RELATOR ESPECIAL SOBRE A INDEPENDÊNCIA DOS JUÍZES E ADVOGADOS

Enviar comunicação para:

Office of the UN High Comissioner for Human Rights
Special Rapporteur on Independence of Judges and Lawyers
Palais Wilson - CH 1211 Geneva 10 - Switzerland
e-mail: urgent-action@ohchr.org

O Relator Especial sobre a Independência dos Juízes e Advogados tem por atribuição investigar qualquer alegação substancial de violação que lhe for transmitida, quer por organizações não governamentais, quer por indivíduos. Com base nas informações prestadas, o Relator Especial atua nos governos denunciados por meio do envio de uma carta de alegação e de um apelo urgente para apurar e/ou chamar sua atenção sobre esses casos.

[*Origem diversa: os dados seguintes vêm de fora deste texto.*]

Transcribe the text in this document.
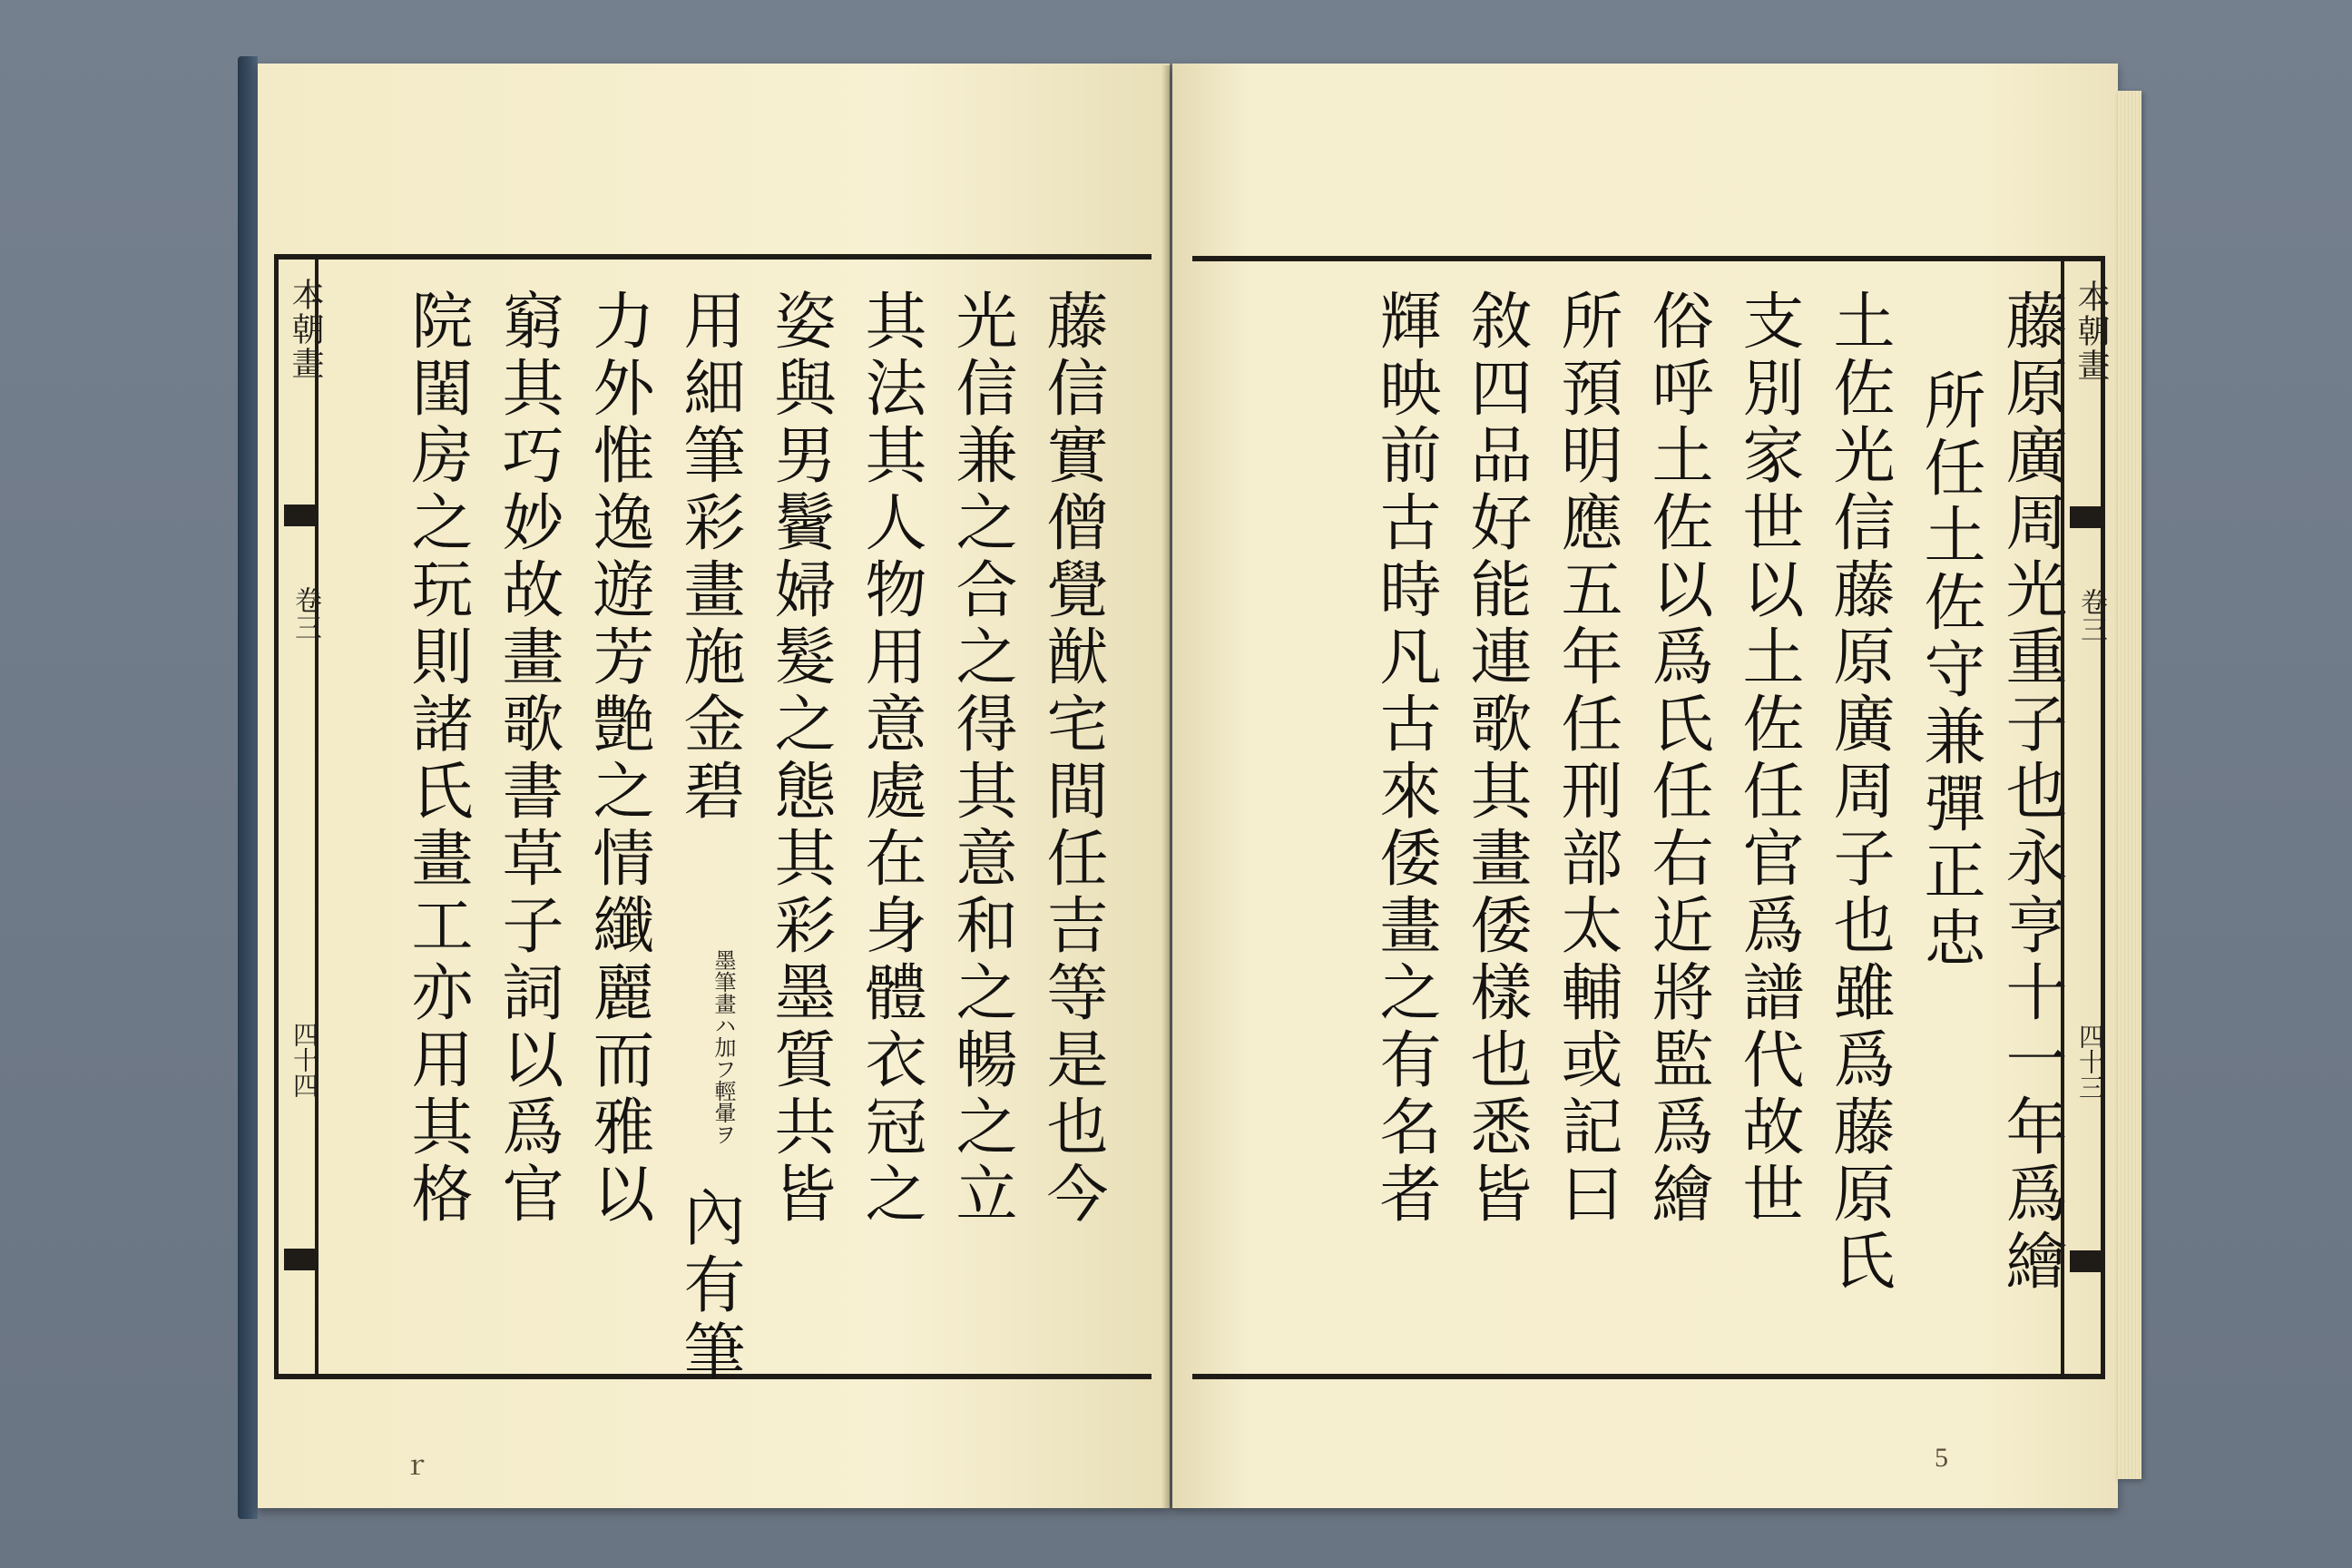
本朝畫
卷三
四十四	藤信實僧覺猷宅間任吉等是也今
光信兼之合之得其意和之暢之立
其法其人物用意處在身體衣冠之
姿與男鬢婦髮之態其彩墨質共皆
用細筆彩畫施金碧
墨筆畫ハ加フ輕暈ヲ
內有筆
力外惟逸遊芳艶之情纖麗而雅以
窮其巧妙故畫歌書草子詞以爲官
院閨房之玩則諸氏畫工亦用其格
ｒ
藤原廣周光重子也永亨十一年爲繪
所任土佐守兼彈正忠
土佐光信藤原廣周子也雖爲藤原氏
支別家世以土佐任官爲譜代故世
俗呼土佐以爲氏任右近將監爲繪
所預明應五年任刑部太輔或記曰
敘四品好能連歌其畫倭樣也悉皆
輝映前古時凡古來倭畫之有名者	本朝畫
卷三
四十三
5ﾞ
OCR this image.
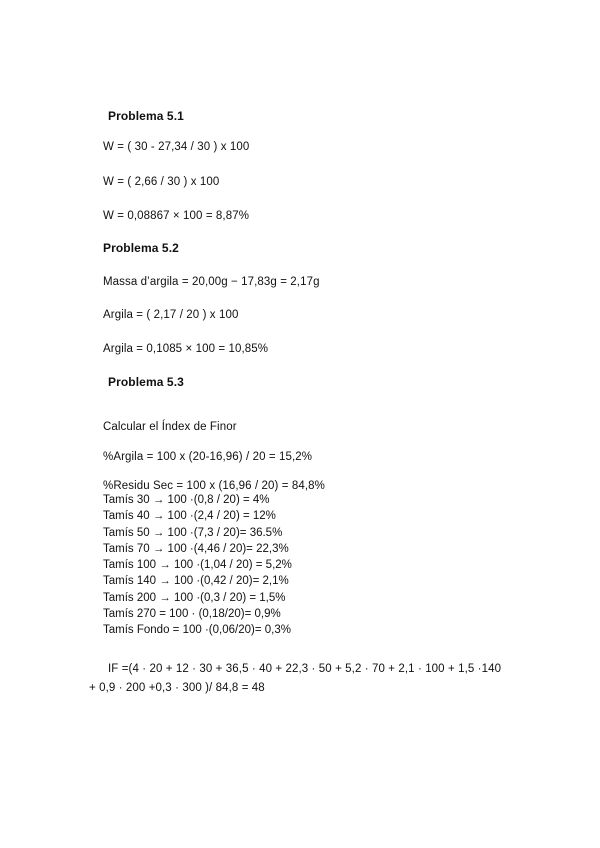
Problema 5.1
W = ( 30 - 27,34 / 30 ) x 100
W = ( 2,66 / 30 ) x 100
W = 0,08867 × 100 = 8,87%
Problema 5.2
Massa d’argila = 20,00g − 17,83g = 2,17g
Argila = ( 2,17 / 20 ) x 100
Argila = 0,1085 × 100 = 10,85%
Problema 5.3
Calcular el Índex de Finor
%Argila = 100 x (20-16,96) / 20 = 15,2%
%Residu Sec = 100 x (16,96 / 20) = 84,8%
Tamís 30 → 100 ·(0,8 / 20) = 4%
Tamís 40 → 100 ·(2,4 / 20) = 12%
Tamís 50 → 100 ·(7,3 / 20)= 36.5%
Tamís 70 → 100 ·(4,46 / 20)= 22,3%
Tamís 100 → 100 ·(1,04 / 20) = 5,2%
Tamís 140 → 100 ·(0,42 / 20)= 2,1%
Tamís 200 → 100 ·(0,3 / 20) = 1,5%
Tamís 270 = 100 · (0,18/20)= 0,9%
Tamís Fondo = 100 ·(0,06/20)= 0,3%
IF =(4 · 20 + 12 · 30 + 36,5 · 40 + 22,3 · 50 + 5,2 · 70 + 2,1 · 100 + 1,5 ·140
+ 0,9 · 200 +0,3 · 300 )/ 84,8 = 48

Ao avaliar que as alegações recebidas são prima facie verossímeis, o Relator Especial transmite uma carta de alegação ao governo a fim de obter sua resposta. A credibilidade das alegações é mensurada pelo Relator mediante os seguintes critérios: fonte da denúncia, grau de detalhe das informações sobre a vítima e os fatos alegados; lógica das alegações; leis em vigor no Estado considerado.
Em casos de grave alegação de violação – por exemplo, ameaça à vida da vítima –, o Relator Especial envia um apelo urgente ao governo. Esse método é idêntico aos procedimentos usados pelos outros mecanismos temáticos da Comissão de Direitos Humanos da ONU.

Quer por carta de alegação, quer por apelo urgente, espera-se do governo uma resposta em prazo breve, trazendo esclarecimentos sobre as alegações. A esse respeito, o Relator Especial chama a atenção sobre a Resolução n.° 1993/47 da Comissão de Direitos Humanos, por meio da qual os governos são encorajados a responder aos pedidos de explicação dos Relatores Especiais.

Essas intervenções podem-se relacionar com violações que já ocorreram, estão ocorrendo ou que têm alto risco de ocorrer. Em geral, esses procedimentos permanecem confidenciais até a publicação do Relatório – que inclui o resumo das comunicações e as respostas enviadas pelos Estados –, apresentado anualmente pelo Relator Especial à Comissão de Direitos Humanos da ONU.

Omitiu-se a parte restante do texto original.